Colorado Impresses At Arcadia
Michael Mooney wasn't the only one to tally a big performance, as sister Madison Mooney duplicated her brother's feat with a second-place finish of her own in the Invite Mile, running 4:49.92. Quinn McConnell and Anna Shults were in the race as well, running 4:56 and 5:08. In the open heats of the mile, Tiana Bradfield ran 5:08, while Alex Raichart and Lizzy Harding both ran 5:12, Laura Thompson ran 5:14, Elizabeth Constien ran 5:15, and Grace Johnson ran 5:19. In the 3,200 Telluride's Soleil Gaylord lowered her PR to 10:44, and Ivy Gonzales ran 11:02 in the seeded section.

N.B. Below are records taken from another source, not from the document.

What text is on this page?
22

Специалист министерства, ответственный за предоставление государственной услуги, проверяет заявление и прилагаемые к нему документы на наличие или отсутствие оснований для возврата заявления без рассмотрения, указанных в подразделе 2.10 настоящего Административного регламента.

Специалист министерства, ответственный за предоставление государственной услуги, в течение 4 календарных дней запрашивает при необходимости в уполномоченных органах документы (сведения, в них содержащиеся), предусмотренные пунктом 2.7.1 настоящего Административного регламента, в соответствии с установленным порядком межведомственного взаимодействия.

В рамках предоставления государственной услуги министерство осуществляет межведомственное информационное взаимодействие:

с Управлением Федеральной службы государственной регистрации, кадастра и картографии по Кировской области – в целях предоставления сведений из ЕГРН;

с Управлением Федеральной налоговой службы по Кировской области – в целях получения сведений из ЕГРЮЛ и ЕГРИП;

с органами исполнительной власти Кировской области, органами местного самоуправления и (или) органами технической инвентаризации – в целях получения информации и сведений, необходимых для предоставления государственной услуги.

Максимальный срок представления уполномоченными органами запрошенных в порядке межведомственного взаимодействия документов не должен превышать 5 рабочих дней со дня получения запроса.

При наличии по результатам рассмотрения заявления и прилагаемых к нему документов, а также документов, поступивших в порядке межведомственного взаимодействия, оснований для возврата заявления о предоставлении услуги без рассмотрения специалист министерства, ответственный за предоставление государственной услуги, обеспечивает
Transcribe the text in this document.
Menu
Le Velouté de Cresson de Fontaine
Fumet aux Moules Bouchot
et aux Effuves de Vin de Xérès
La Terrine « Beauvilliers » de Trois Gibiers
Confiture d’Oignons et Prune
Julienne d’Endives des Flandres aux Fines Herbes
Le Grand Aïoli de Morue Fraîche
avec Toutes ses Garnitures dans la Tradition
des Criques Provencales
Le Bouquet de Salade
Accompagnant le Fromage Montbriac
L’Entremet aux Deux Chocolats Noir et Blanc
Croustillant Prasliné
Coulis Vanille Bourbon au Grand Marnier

Adding to the big, big weekend were milers Cruz Culpepper and James Lee, who went 1-2 in the Invite Mile. Culpepper took his first win over Lee, running 4:13.13 to Lee's 4:13.92. It solidified last weekend's 4:11 result in Texas, and marked Culpepper's first big win, which is sure to be the first of many.
In the sprints Emily Sloan ran her first 100 hurdles of the outdoor season in style. Sloan won the Invite division in 13.43 - the No. 2 time in the country. Sloan doubled back to finish second in the 300 hurdles in 42.25, the No. 3 time in the country.
Niwot's Mary Gillett finished third in the seeded 400 in 56.12
On the first day of competition, a few Colorado boys ran in the Rated 3,200. Leading the way was Ryan Matson, who ran 9:19, Joshua Krafsur was a second behind in 9:20, Jonathan Woolf ran 9:21, Isaac Russo ran 9:28, and Kieran Nay dipped under 9:30, running 9:29.
In the girls Rated 3,200 Grace Johnson led the way with a 10:49 finish, while Isabella Prosceno was a second behind in 10:50. Almost dipping under the 11-minute mark was Liz Hogan, who ran 11:02. In the seeded section the trio of Lizzy Harding, Lina Corrales, and Addi Iken all ran 10:55.